5 entry daha
  • şu an bu kitabın 95. sayfasındayım, 95 sayfasını okuduktan sonra bende yarattığı ilk duygu; bu kitabı bir bitirsem de çabucak diğer faydalı kitaplara geçsem. elimde okunmayı bekleyen 15 kitap arasından bu kitabı seçtim deneme tarzı ve psikanaliz-freud ikilisinin ilgimi çekmesinden dolayı ama gel gör ki adam kitabını shakespeare ve bir kaç kavram üzerine kurmuş freud dışında, bu da shakespeare'nin kitaplarını okuyup yutmanı gerektiriyor çünkü adam yazarken sanki biz shakespeare uzmanıyız gibi düşünerek yazmış.

    bu adamın çocuk psikanalizinden bahseden kreşteki yabani adındaki bir kitabını da askere giderken yanımda götürmüştüm orda okurum diye ama kitabın dili o kadar kötüydü ki zar zor bitirip kendime çok kızmıştım nasıl bu kitabı yanıma alırım diye.

    keşke bu kitabı satın almadan önce ekşi sözlüğe baksaymışım çünkü yukardaki yazarlar kitapta geçen hemen hemen bütün önemli düşünce ve yazıları alıntılamışlar, kitap kötü değil ama zamanı sınırlı bir insan için iyi bir seçim değil, hüsran-kavrayamamak-yanına kar kalmak-çıkıp gitmek-tatmin-deli rolü gibi kavramları bir kaç insanın görüşleri doğrultusunda inceleyip kendi görüşlerini de ortaya koyarak kitabı yazmış, kitapta geçen saydığım kavramlar şu anki hayatımda pek ilgi çeken kavramlar değil, ilgi çekse bile anlattıkları gerçekten pek ilgi çekici gelmedi bana. yine de kitaptan bir kaç beni üzerinde düşündürten yazısını alıntılamak istiyorum:

    *psikanaliz tedavisinin amacı kişinin kendisini daha iyi anlamasını sağlamak mıdır yoksa onu istediği gibi arzulayabilmesi için özgür kılmak mı?

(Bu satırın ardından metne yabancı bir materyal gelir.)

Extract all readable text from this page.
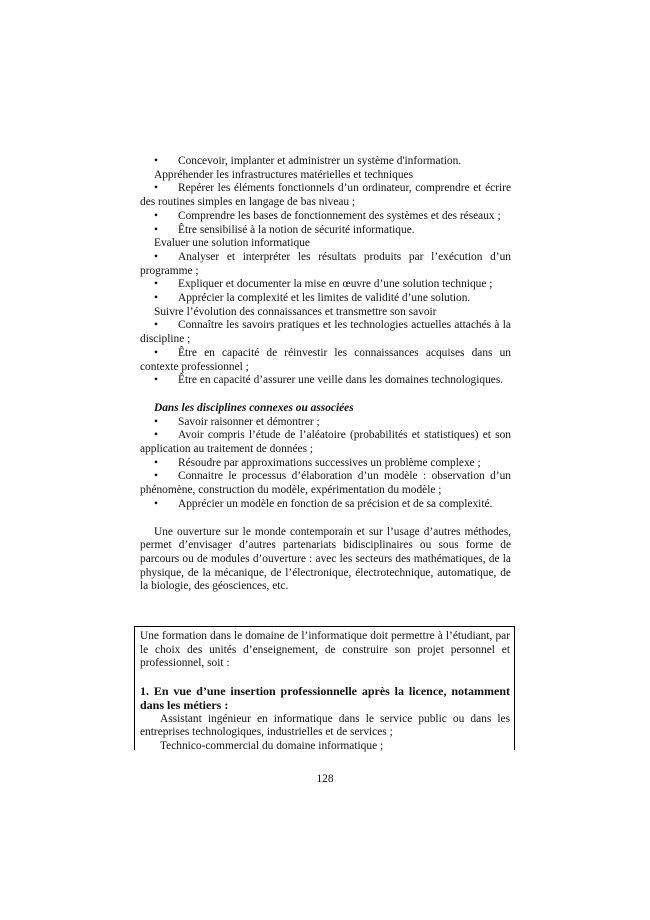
• Concevoir, implanter et administrer un système d'information.
Appréhender les infrastructures matérielles et techniques
• Repérer les éléments fonctionnels d’un ordinateur, comprendre et écrire des routines simples en langage de bas niveau ;
• Comprendre les bases de fonctionnement des systèmes et des réseaux ;
• Être sensibilisé à la notion de sécurité informatique.
Evaluer une solution informatique
• Analyser et interpréter les résultats produits par l’exécution d’un programme ;
• Expliquer et documenter la mise en œuvre d’une solution technique ;
• Apprécier la complexité et les limites de validité d’une solution.
Suivre l’évolution des connaissances et transmettre son savoir
• Connaître les savoirs pratiques et les technologies actuelles attachés à la discipline ;
• Être en capacité de réinvestir les connaissances acquises dans un contexte professionnel ;
• Être en capacité d’assurer une veille dans les domaines technologiques.
Dans les disciplines connexes ou associées
• Savoir raisonner et démontrer ;
• Avoir compris l’étude de l’aléatoire (probabilités et statistiques) et son application au traitement de données ;
• Résoudre par approximations successives un problème complexe ;
• Connaitre le processus d’élaboration d’un modèle : observation d’un phénomène, construction du modèle, expérimentation du modèle ;
• Apprécier un modèle en fonction de sa précision et de sa complexité.
Une ouverture sur le monde contemporain et sur l’usage d’autres méthodes, permet d’envisager d’autres partenariats bidisciplinaires ou sous forme de parcours ou de modules d’ouverture : avec les secteurs des mathématiques, de la physique, de la mécanique, de l’électronique, électrotechnique, automatique, de la biologie, des géosciences, etc.
Une formation dans le domaine de l’informatique doit permettre à l’étudiant, par le choix des unités d’enseignement, de construire son projet personnel et professionnel, soit :
1. En vue d’une insertion professionnelle après la licence, notamment dans les métiers :
Assistant ingénieur en informatique dans le service public ou dans les entreprises technologiques, industrielles et de services ;
Technico-commercial du domaine informatique ;
128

    *psikiyatrik tanılar kavrayamadığımız insan kalmasın diye vardır.

    *başkası hakkında farkında olmadan bilmek istediğimiz şey, bizi ona duyduğumuz arzudan kurtaracak olan şeydir. bu durumda, birinin girdisini çıktısını bilmemek ya da kavrayamamak arzunun korunması tasarısının önemli bir parçasıdır.

    * bilmenin yanı sıra bilmemeyi de öğrenebilir miyiz ve bundan nasıl bir fayda doğar?

    *insanlar bizi hüsrana uğratarak gerçeklik kazanır; hüsran duygusu yaratmadıkları müddetçe fantazi figürleri olarak kalırlar.